This song has been writing itself in my head over the past couple days. I really wish I could post the music, too. And that I had a suitable male voice to do Patrick's part so that you could get the harmonies. While I'm dreaming, I might as well wish up a band, as well. No matter. This thing wants to get out, and you folks are the only ones likely to appreciate it, limited as it is.

I wish that my muse could have been dictating the trouble spots in The Illusion of Control, instead, but it doesn't seem to listen much to what I think is important. Is that typical behavior for a muse?

Anyway, I hope you like it.

For Obvious Reasons

Verse 1 (Patrick):

No one knows my brokenness like you do.

No one else can see my wounded heart.

Who else shares my pain and shame and weakness?

Who else understands when we're apart?

And you're right, I have forgotten to be human,

And it's true I deal in tickery and lies,

And I know that I have hurt you and deceived you,

And that it may be too late to realize

chorus:

For obvious reasons it scares me to say

I love you so much, I need you to stay,

And the truth of my feelings just won't go away.

You deserve to know it's true

And it makes me happy saying this to you.

verse 2 (Teresa):

For so long I have yearned to see you healing.

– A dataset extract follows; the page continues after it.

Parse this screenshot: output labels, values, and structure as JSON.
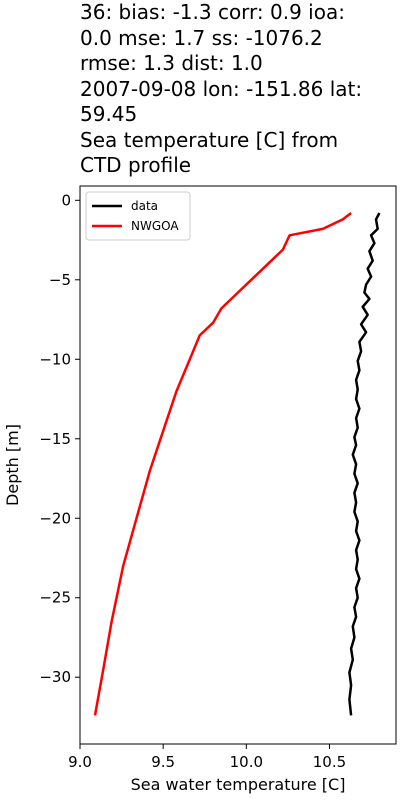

For your honesty I've waited patiently,

And if you can tell the truth of what you're feeling,

Then there may be, still, a little hope for me.

For I hide away my loneliness and longing

Behind walls of anger, stubbornness and pride

So afraid that I'll be hurt, again, too deeply

If I trust the one I love to come inside.

chorus:

For obvious reasons it scares me to say

I love you so much, I've come back to stay,

And the truth of my feelings just won't go away

Yes I feel the same way, too,

And I'm ready, now, to say it back to you.

bridge (both):

And it may because you know me so well

That behind all our secrets it's easy to tell

There's no going back and no running away

Things can't be the same from now on.

And that's okay.

Verse 3:

Patrick: You need never fear that I'd betray you.

Teresa: Trust me, we'll find peace beyond the pain.

Both: We can be the hope and consolation

That we both need to learn to live again.

And although it seems a challenge and a gamble

For two independent hearts like ours to take

Your love is more than worth the risk and trouble

Of facing the regrets we still can't shake.

chorus:

For obvious reasons it's hard to let go

The hurt in our past, but this much we know

That it costs more to hide than to let our love show

So whatever else I do (no matter what I do)

I will face my fears and trust my heart to you.